De Waal et al (2004) found no cases of Body Dysmorphic Disorder (BDD) in the community. This needs to be interpreted with caution as is at odds with the findings of Faravelli et al (1997) and Otto et al (2001), who both found a prevalence of 0.7% of BDD in the community. The negative finding in de Waal et al (2004) may have been because the study excluded anyone under the age of 25, where the majority of cases of BDD may occur, and neither of the screening tools (The Physical Symptom Checklist or The Hospital Anxiety Depression Scale) enquire about symptoms of BDD.
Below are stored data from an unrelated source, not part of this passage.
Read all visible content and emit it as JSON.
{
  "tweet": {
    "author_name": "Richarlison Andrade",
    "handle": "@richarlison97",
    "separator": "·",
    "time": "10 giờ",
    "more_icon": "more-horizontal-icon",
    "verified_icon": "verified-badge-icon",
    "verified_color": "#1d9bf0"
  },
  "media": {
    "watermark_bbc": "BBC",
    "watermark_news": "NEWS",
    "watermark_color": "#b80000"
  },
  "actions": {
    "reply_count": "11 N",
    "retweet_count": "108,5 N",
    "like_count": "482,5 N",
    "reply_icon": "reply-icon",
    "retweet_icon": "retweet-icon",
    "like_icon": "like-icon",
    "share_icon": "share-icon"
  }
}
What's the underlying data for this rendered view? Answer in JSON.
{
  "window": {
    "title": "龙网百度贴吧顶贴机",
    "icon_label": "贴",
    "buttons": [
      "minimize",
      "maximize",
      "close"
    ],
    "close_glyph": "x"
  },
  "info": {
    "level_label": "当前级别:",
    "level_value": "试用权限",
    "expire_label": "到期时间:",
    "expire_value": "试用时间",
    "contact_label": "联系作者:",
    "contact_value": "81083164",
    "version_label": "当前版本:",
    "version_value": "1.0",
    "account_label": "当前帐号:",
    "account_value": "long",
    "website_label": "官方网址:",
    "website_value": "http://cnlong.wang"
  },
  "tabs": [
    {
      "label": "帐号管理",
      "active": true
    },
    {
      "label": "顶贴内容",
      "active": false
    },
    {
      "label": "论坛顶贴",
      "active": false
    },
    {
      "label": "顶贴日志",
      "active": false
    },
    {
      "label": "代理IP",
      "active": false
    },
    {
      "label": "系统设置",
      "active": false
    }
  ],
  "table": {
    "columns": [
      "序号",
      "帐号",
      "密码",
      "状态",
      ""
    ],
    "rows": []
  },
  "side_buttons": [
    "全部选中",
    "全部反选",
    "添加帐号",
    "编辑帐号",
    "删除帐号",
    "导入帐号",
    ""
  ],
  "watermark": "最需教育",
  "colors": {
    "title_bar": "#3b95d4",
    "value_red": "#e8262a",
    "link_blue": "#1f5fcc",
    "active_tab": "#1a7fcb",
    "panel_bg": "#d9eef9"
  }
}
Assuming a few BDD patients passed the screen because of comorbid depression/anxiety, they were then interviewed with the WHO’s Schedule for Clinical Assessment in Neuropsychiatry (SCAN). The SCAN interview is also inadequate for detecting BDD as there is only one question that asks whether their appearance seems to have seems to have changed recently. Many BDD patients have experienced symptoms since childhood or adolescence and key issue is a preoccupation with an imagined defect or minor physical anomalies.
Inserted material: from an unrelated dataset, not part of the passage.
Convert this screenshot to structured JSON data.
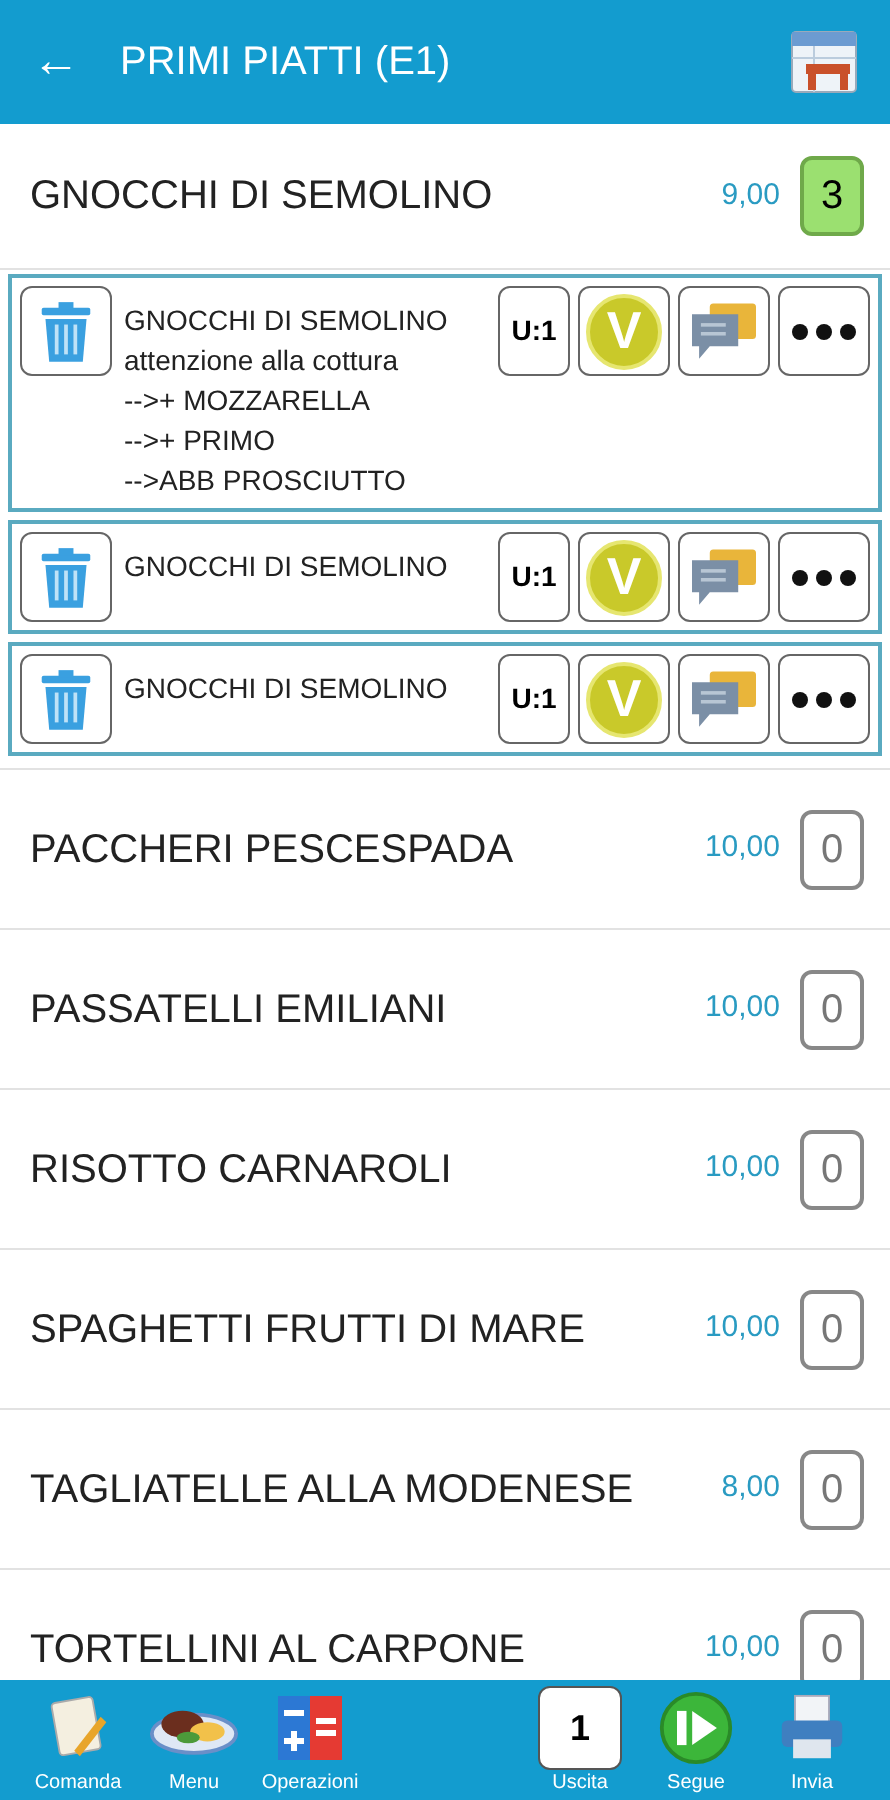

BDD patients may avoid attending their family doctor because of rears of being physically examined or are too ashamed to volunteer their symptoms - for example in a study of in-patients, Grant et al (2001) interviewed 101 consecutive adult in-patients and 21 consecutive adolescent inpatients presenting for admission. Sixteen of the 122 (13.1%) were diagnosed as having BDD. None of the subjects had been diagnosed as having BDD by their treating psychiatrist but had comorbid diagnoses of a depressive episode or substance abuse. All 16 subjects reported that they would not raise the issue with them unless specifically asked due to feelings of shame or fears of being labeled vain. Clinicians should use an open question for screening, for example, “Some people worry a lot about their appearance. Do you worry a lot about the way you look a lot and wish you could think about it less?” In those who answer positive, then one can ask abut the specific concerns, the amount of time it’s on their mind, the degree of distress or handicap it causes.

References

De Waal, M. W. M., Arnold, I. A., Eekhof, J. A. H., et al (2004) Prevalence, functional impairment and comorbidity with anxiety and depressive disorders. British Journal of Psychiatry, 184, 479-476.
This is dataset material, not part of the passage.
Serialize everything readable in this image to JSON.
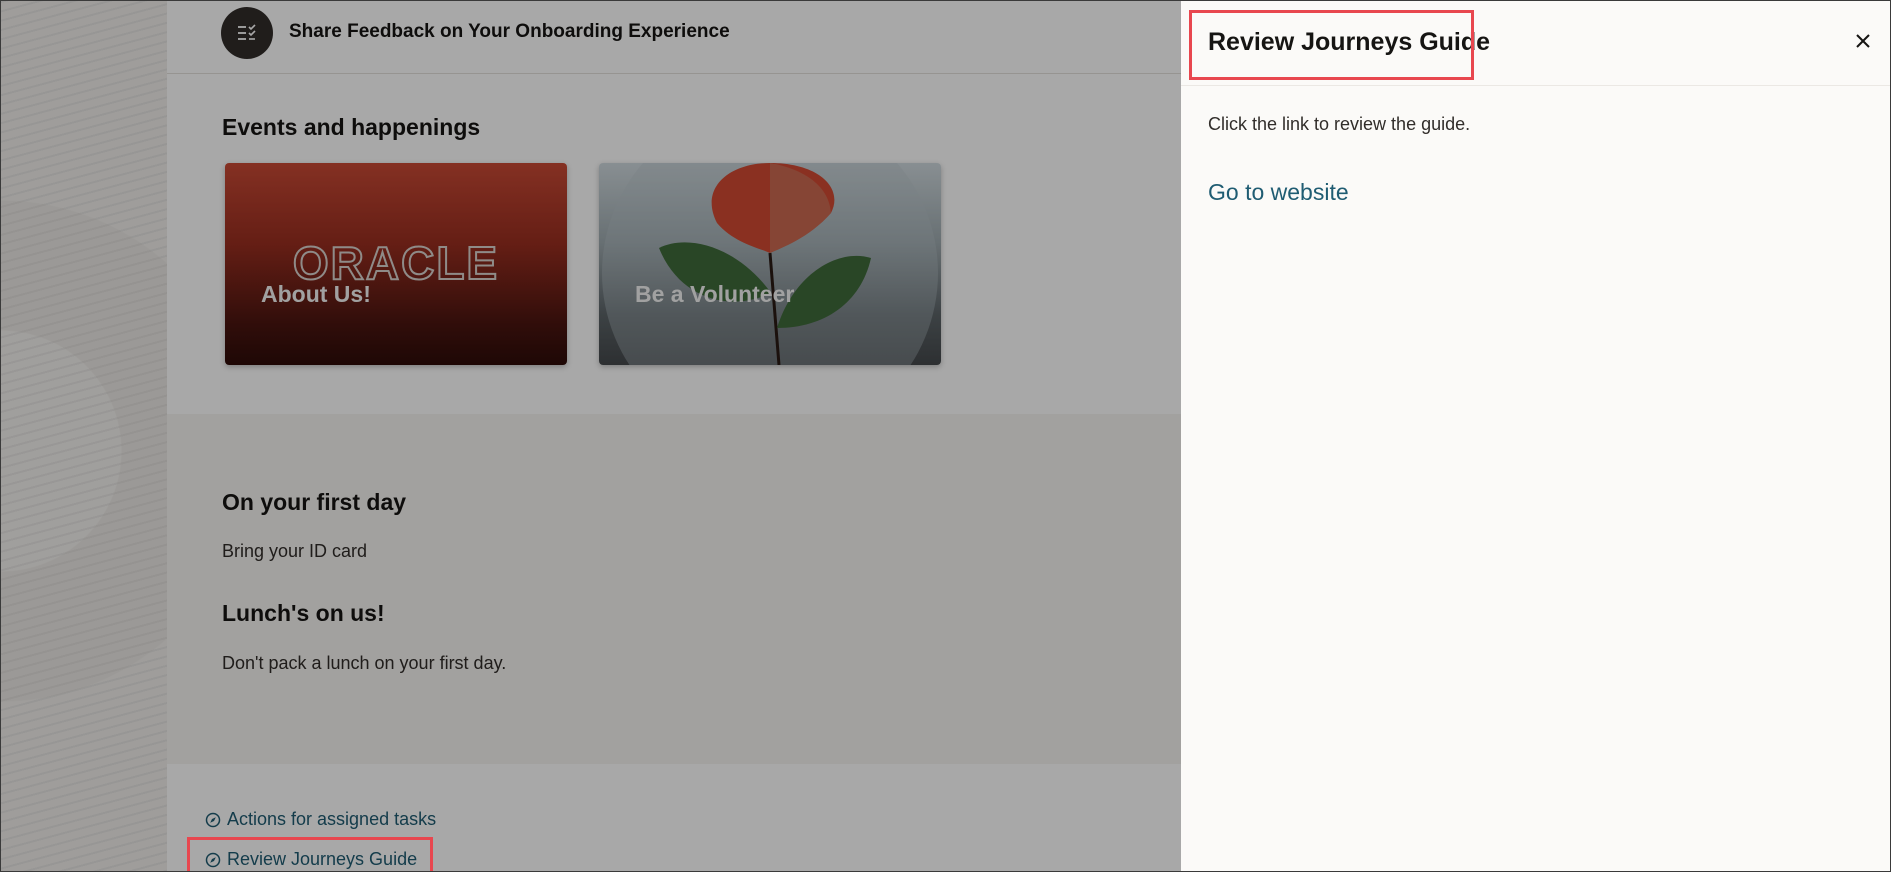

Faravelli, C., Salvatori, S., Galassi, F., et al (1997) Epidemiology of somatoform disorders: a community survey in Florence. Social Psychiatry & Psychiatric Epidemiology, 32, 24-29.

Grant, J. E., Won Kim, S., and Crow, S. J. (2001) Prevalence and clinical features of body dysmorphic disorder in adolescent and adult psychiatric inpatients. Journal of Clinical Psychiatry, 62, 517-522.

Otto, M. W., Wilhelm, S., Cohen, L. S., et al (2001) Prevalence of body dysmorphic disorder in a community sample of women. American Journal of Psychiatry, 158, 2061-2063.